David Plunket Greene was a "dandy devoted to all that was fashionable". His cousin was Hugh Lygon and therefore he was often a guest at Madresfield Court. Lygon and David attended West Downs together, and together decided to go to Oxford.

The Plunket Greene siblings, Richard, Olivia and David, went often to New York City, to have their trousers cut properly and to frequent the Harlem Renaissance clubs. David Plunket Green was also a jazz musician.

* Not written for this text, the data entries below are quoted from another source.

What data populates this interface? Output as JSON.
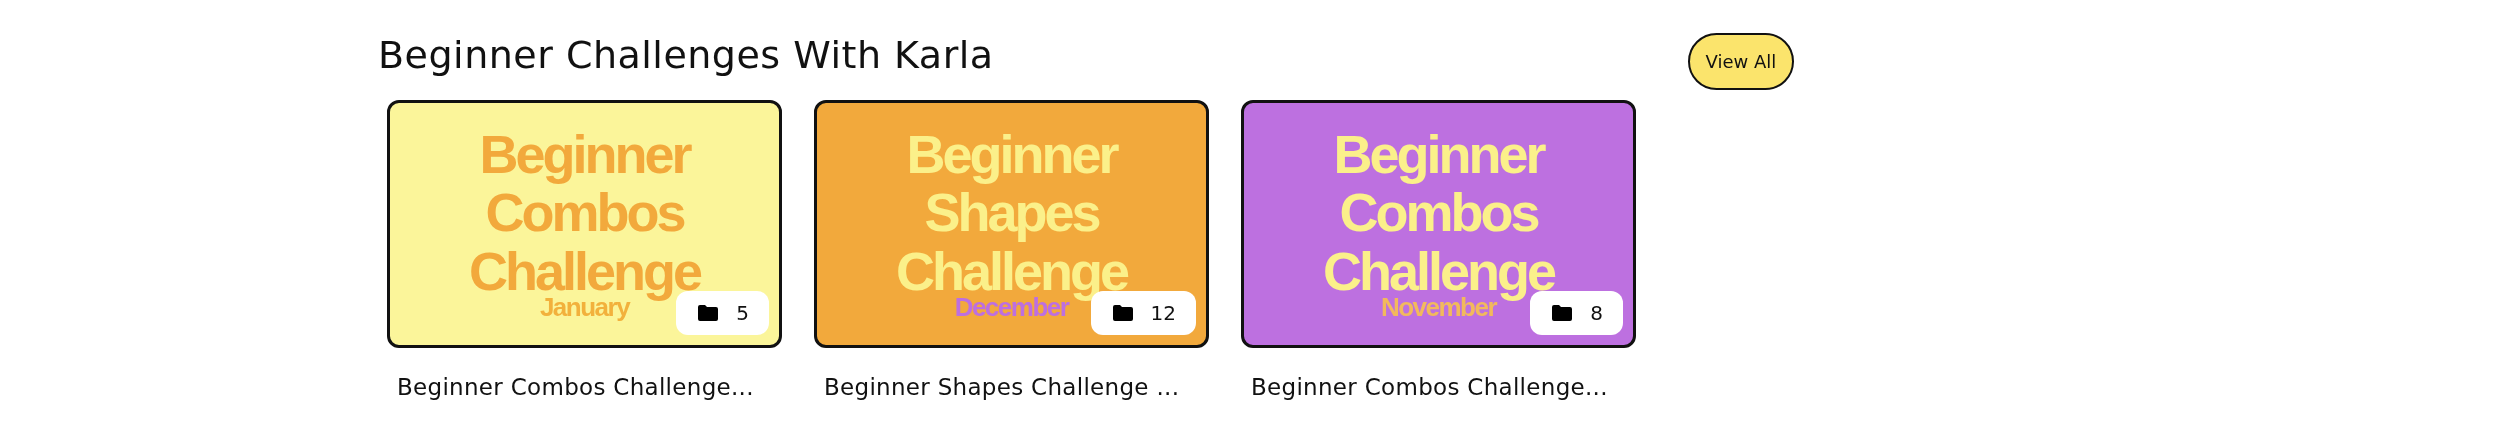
{
  "section": {
    "title": "Beginner Challenges With Karla",
    "view_all": "View All"
  },
  "cards": [
    {
      "cover": {
        "color": "#fbf59a",
        "title": {
          "lines": [
            "Beginner",
            "Combos",
            "Challenge"
          ],
          "color": "#f2a93c"
        },
        "month": {
          "text": "January",
          "color": "#f2b13c"
        }
      },
      "count": "5",
      "title": "Beginner Combos Challenge..."
    },
    {
      "cover": {
        "color": "#f2a93c",
        "title": {
          "lines": [
            "Beginner",
            "Shapes",
            "Challenge"
          ],
          "color": "#fbf08a"
        },
        "month": {
          "text": "December",
          "color": "#bd6fe0"
        }
      },
      "count": "12",
      "title": "Beginner Shapes Challenge ..."
    },
    {
      "cover": {
        "color": "#bd70e0",
        "title": {
          "lines": [
            "Beginner",
            "Combos",
            "Challenge"
          ],
          "color": "#fbf08a"
        },
        "month": {
          "text": "November",
          "color": "#f2b95c"
        }
      },
      "count": "8",
      "title": "Beginner Combos Challenge..."
    }
  ]
}
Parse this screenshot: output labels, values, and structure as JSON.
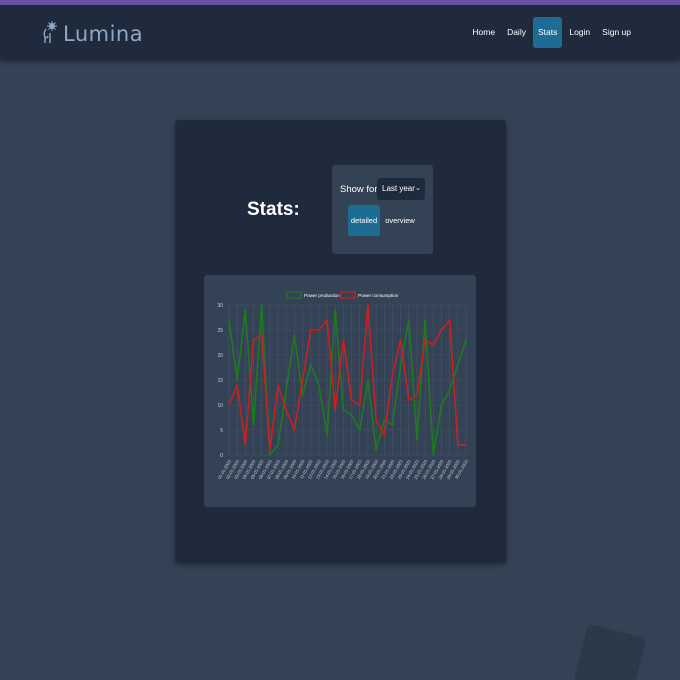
{
  "nav": {
    "brand": "Lumina",
    "links": [
      {
        "label": "Home",
        "active": false
      },
      {
        "label": "Daily",
        "active": false
      },
      {
        "label": "Stats",
        "active": true
      },
      {
        "label": "Login",
        "active": false
      },
      {
        "label": "Sign up",
        "active": false
      }
    ]
  },
  "stats": {
    "title": "Stats:",
    "show_for_label": "Show for:",
    "period_selected": "Last year",
    "detailed_label": "detailed",
    "overview_label": "overview"
  },
  "colors": {
    "production": "#1e7a1e",
    "consumption": "#cc1f1f",
    "accent": "#1e6b94"
  },
  "chart_data": {
    "type": "line",
    "title": "",
    "xlabel": "",
    "ylabel": "",
    "ylim": [
      0,
      30
    ],
    "yticks": [
      0,
      5,
      10,
      15,
      20,
      25,
      30
    ],
    "grid": true,
    "legend_position": "top",
    "categories": [
      "01-01-2023",
      "02-01-2023",
      "03-01-2023",
      "04-01-2023",
      "05-01-2023",
      "06-01-2023",
      "07-01-2023",
      "08-01-2023",
      "09-01-2023",
      "10-01-2023",
      "11-01-2023",
      "12-01-2023",
      "13-01-2023",
      "14-01-2023",
      "15-01-2023",
      "16-01-2023",
      "17-01-2023",
      "18-01-2023",
      "19-01-2023",
      "20-01-2023",
      "21-01-2023",
      "22-01-2023",
      "23-01-2023",
      "24-01-2023",
      "25-01-2023",
      "26-01-2023",
      "27-01-2023",
      "28-01-2023",
      "29-01-2023",
      "30-01-2023"
    ],
    "series": [
      {
        "name": "Power production",
        "color": "#1e7a1e",
        "values": [
          27,
          15,
          29,
          6,
          30,
          0,
          2,
          13,
          24,
          12,
          18,
          14,
          4,
          29,
          9,
          8,
          5,
          15,
          1,
          7,
          6,
          18,
          27,
          3,
          27,
          0,
          10,
          13,
          18,
          23
        ]
      },
      {
        "name": "Power consumption",
        "color": "#cc1f1f",
        "values": [
          10,
          14,
          2,
          23,
          24,
          1,
          14,
          9,
          5,
          15,
          25,
          25,
          27,
          9,
          23,
          11,
          10,
          30,
          7,
          4,
          16,
          23,
          11,
          12,
          23,
          22,
          25,
          27,
          2,
          2
        ]
      }
    ]
  }
}
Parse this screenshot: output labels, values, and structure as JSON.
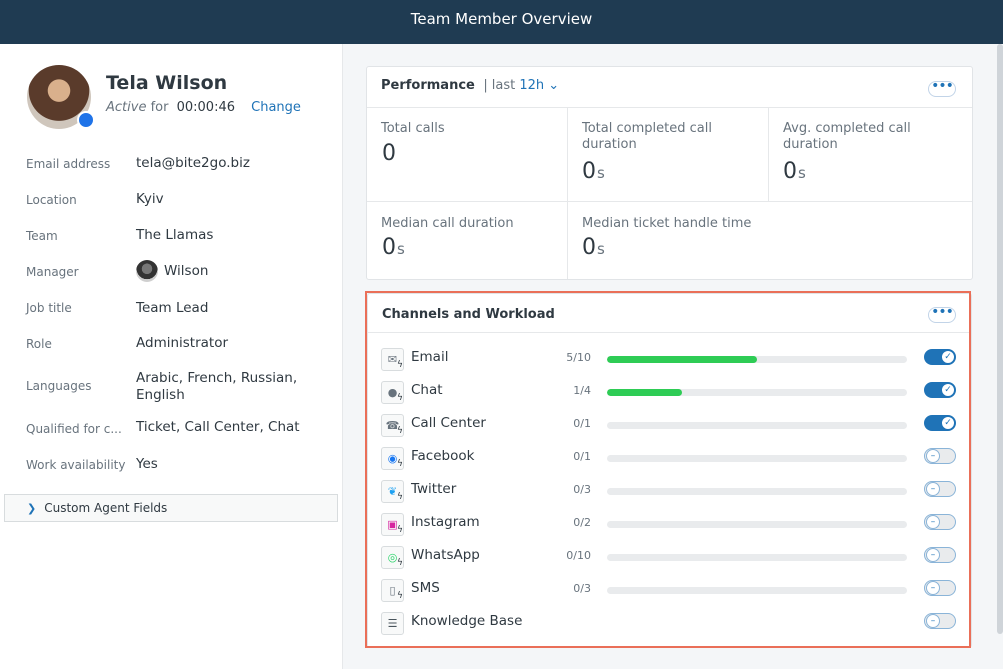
{
  "header": {
    "title": "Team Member Overview"
  },
  "profile": {
    "name": "Tela Wilson",
    "status": "Active",
    "for_text": "for",
    "timer": "00:00:46",
    "change_label": "Change",
    "fields": [
      {
        "label": "Email address",
        "value": "tela@bite2go.biz"
      },
      {
        "label": "Location",
        "value": "Kyiv"
      },
      {
        "label": "Team",
        "value": "The Llamas"
      },
      {
        "label": "Manager",
        "value": "Wilson"
      },
      {
        "label": "Job title",
        "value": "Team Lead"
      },
      {
        "label": "Role",
        "value": "Administrator"
      },
      {
        "label": "Languages",
        "value": "Arabic, French, Russian, English"
      },
      {
        "label": "Qualified for c...",
        "value": "Ticket, Call Center, Chat"
      },
      {
        "label": "Work availability",
        "value": "Yes"
      }
    ],
    "custom_fields_label": "Custom Agent Fields"
  },
  "performance": {
    "title": "Performance",
    "period_prefix": "last",
    "period_value": "12h",
    "metrics": [
      {
        "label": "Total calls",
        "value": "0",
        "unit": ""
      },
      {
        "label": "Total completed call duration",
        "value": "0",
        "unit": "s"
      },
      {
        "label": "Avg. completed call duration",
        "value": "0",
        "unit": "s"
      },
      {
        "label": "Median call duration",
        "value": "0",
        "unit": "s"
      },
      {
        "label": "Median ticket handle time",
        "value": "0",
        "unit": "s"
      }
    ]
  },
  "channels": {
    "title": "Channels and Workload",
    "items": [
      {
        "name": "Email",
        "capacity": "5/10",
        "load": 0.5,
        "enabled": true,
        "icon": "email-icon"
      },
      {
        "name": "Chat",
        "capacity": "1/4",
        "load": 0.25,
        "enabled": true,
        "icon": "chat-icon"
      },
      {
        "name": "Call Center",
        "capacity": "0/1",
        "load": 0,
        "enabled": true,
        "icon": "phone-icon"
      },
      {
        "name": "Facebook",
        "capacity": "0/1",
        "load": 0,
        "enabled": false,
        "icon": "messenger-icon"
      },
      {
        "name": "Twitter",
        "capacity": "0/3",
        "load": 0,
        "enabled": false,
        "icon": "twitter-icon"
      },
      {
        "name": "Instagram",
        "capacity": "0/2",
        "load": 0,
        "enabled": false,
        "icon": "instagram-icon"
      },
      {
        "name": "WhatsApp",
        "capacity": "0/10",
        "load": 0,
        "enabled": false,
        "icon": "whatsapp-icon"
      },
      {
        "name": "SMS",
        "capacity": "0/3",
        "load": 0,
        "enabled": false,
        "icon": "sms-icon"
      },
      {
        "name": "Knowledge Base",
        "capacity": "",
        "load": null,
        "enabled": false,
        "icon": "knowledge-base-icon"
      }
    ],
    "colors": {
      "load_fill": "#2ecc55",
      "toggle_on": "#1f73b7",
      "highlight": "#ea6f58"
    }
  }
}
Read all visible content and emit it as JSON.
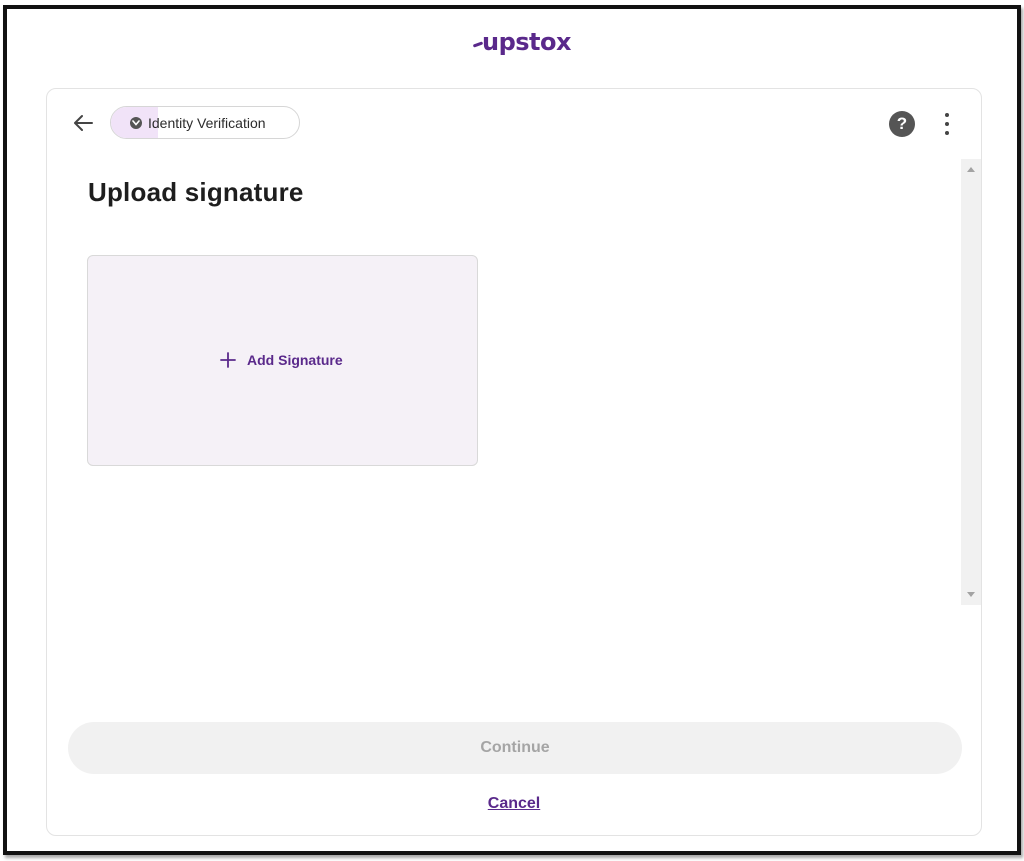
{
  "brand": {
    "logo_text": "upstox",
    "color": "#5a298b"
  },
  "header": {
    "back_icon": "arrow-left-icon",
    "step_label": "Identity Verification",
    "step_icon": "chevron-down-circle-icon",
    "step_progress_fraction": 0.25,
    "help_icon": "question-circle-icon",
    "more_icon": "vertical-dots-icon"
  },
  "main": {
    "title": "Upload signature",
    "upload": {
      "icon": "plus-icon",
      "label": "Add Signature"
    }
  },
  "footer": {
    "continue_label": "Continue",
    "cancel_label": "Cancel"
  }
}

In 1926 he married Marguerite McGustie, nicknamed "Babe", daughter of W. McGustie. She played a leading role in the Bright Young Things, in the company of her friends Sylvia Ashley and Elizabeth Ponsonby, this latter David's cousin. The marriage was short lived, they divorced in October 1928, and already in May 1929 Babe Plunket Greene was announcing her engagement to Count Anthony de Bosdari, former fiancé of actress Tallulah Bankhead.

Blackbirds Party at David Plunket Greene's, Somewhere in Knightsbridge is a 1927 painting by Anthony Wysard currently at the National Portrait Gallery, London.

David Plunket Greene committed suicide on 24 February 1941. He is buried at St Andrew Churchyard, Hurstbourne Priors, Hampshire, near his father and his brother Richard.